DynamoDB TTL is a platform-managed feature that automatically scans for and deletes items past their TTL timestamp. Items are typically deleted within a few hours of expiry, guaranteed within 48 hours. No application code, no cron job, no operational burden. PostgreSQL has no native TTL — expired rows must be deleted by a background cleanup job that the application team manages. If the job fails, crashes, or falls behind, expired pastes remain accessible and consume storage indefinitely.

When should you use this approach instead of the RDBMS+Cache variant?

Use Object Storage + NoSQL TTL when: (1) paste sizes regularly exceed 8KB, where PostgreSQL TOAST adds vacuum overhead; (2) you need zero-maintenance TTL cleanup without background jobs; (3) traffic is global and CDN edge caching would significantly improve latency; (4) storage needs exceed what is cost-effective in PostgreSQL (S3 is ~$0.023/GB/month vs RDS at ~$0.10/GB/month). For small pastes at moderate scale in a single region, the RDBMS+Cache approach is simpler and faster.

What happens if metadata and content become inconsistent?

The S3-first write order minimizes inconsistency risk. If S3 upload succeeds but DynamoDB write fails, an orphaned S3 object exists — harmless, cleaned up by S3 lifecycle policies. If DynamoDB write succeeds but S3 upload somehow fails (extremely rare given S3 durability), metadata points to nonexistent content — PasteService returns 404 on the content fetch and logs the inconsistency for manual resolution. In practice, this scenario is vanishingly rare and self-healing via lifecycle policies.

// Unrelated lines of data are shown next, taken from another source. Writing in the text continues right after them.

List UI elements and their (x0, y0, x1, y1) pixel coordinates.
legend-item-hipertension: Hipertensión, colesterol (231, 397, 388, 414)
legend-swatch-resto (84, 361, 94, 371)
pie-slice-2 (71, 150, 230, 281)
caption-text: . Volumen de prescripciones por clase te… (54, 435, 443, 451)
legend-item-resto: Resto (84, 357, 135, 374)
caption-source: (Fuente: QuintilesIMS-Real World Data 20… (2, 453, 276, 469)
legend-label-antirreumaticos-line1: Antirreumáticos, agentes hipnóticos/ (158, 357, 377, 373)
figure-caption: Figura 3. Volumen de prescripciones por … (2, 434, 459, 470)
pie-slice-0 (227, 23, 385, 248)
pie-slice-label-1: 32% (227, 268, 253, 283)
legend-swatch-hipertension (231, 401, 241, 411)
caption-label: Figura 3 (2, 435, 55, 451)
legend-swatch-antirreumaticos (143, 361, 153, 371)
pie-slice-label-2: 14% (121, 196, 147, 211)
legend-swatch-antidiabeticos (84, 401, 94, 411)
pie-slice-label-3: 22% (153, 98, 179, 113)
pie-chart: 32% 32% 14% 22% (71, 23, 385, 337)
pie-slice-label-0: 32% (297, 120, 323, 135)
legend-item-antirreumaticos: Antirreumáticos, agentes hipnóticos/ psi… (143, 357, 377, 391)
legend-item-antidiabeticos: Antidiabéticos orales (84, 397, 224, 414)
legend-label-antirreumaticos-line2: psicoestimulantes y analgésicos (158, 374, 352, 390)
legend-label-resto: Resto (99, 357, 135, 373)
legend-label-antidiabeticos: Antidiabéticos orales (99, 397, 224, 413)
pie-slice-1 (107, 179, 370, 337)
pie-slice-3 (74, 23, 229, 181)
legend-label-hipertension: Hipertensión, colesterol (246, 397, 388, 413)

Why not use S3 pre-signed URLs to serve content directly from S3?

Pre-signed URLs would allow clients to fetch paste content directly from S3, bypassing PasteService on the read path. This reduces origin load but has two drawbacks: (1) password-protected pastes cannot be validated — the pre-signed URL grants access to anyone who has it; (2) TTL/expiry checks happen in PasteService, and a pre-signed URL could serve expired content if the S3 object has not been deleted yet. For public, non-expiring pastes, pre-signed URLs via CloudFront are a valid optimization.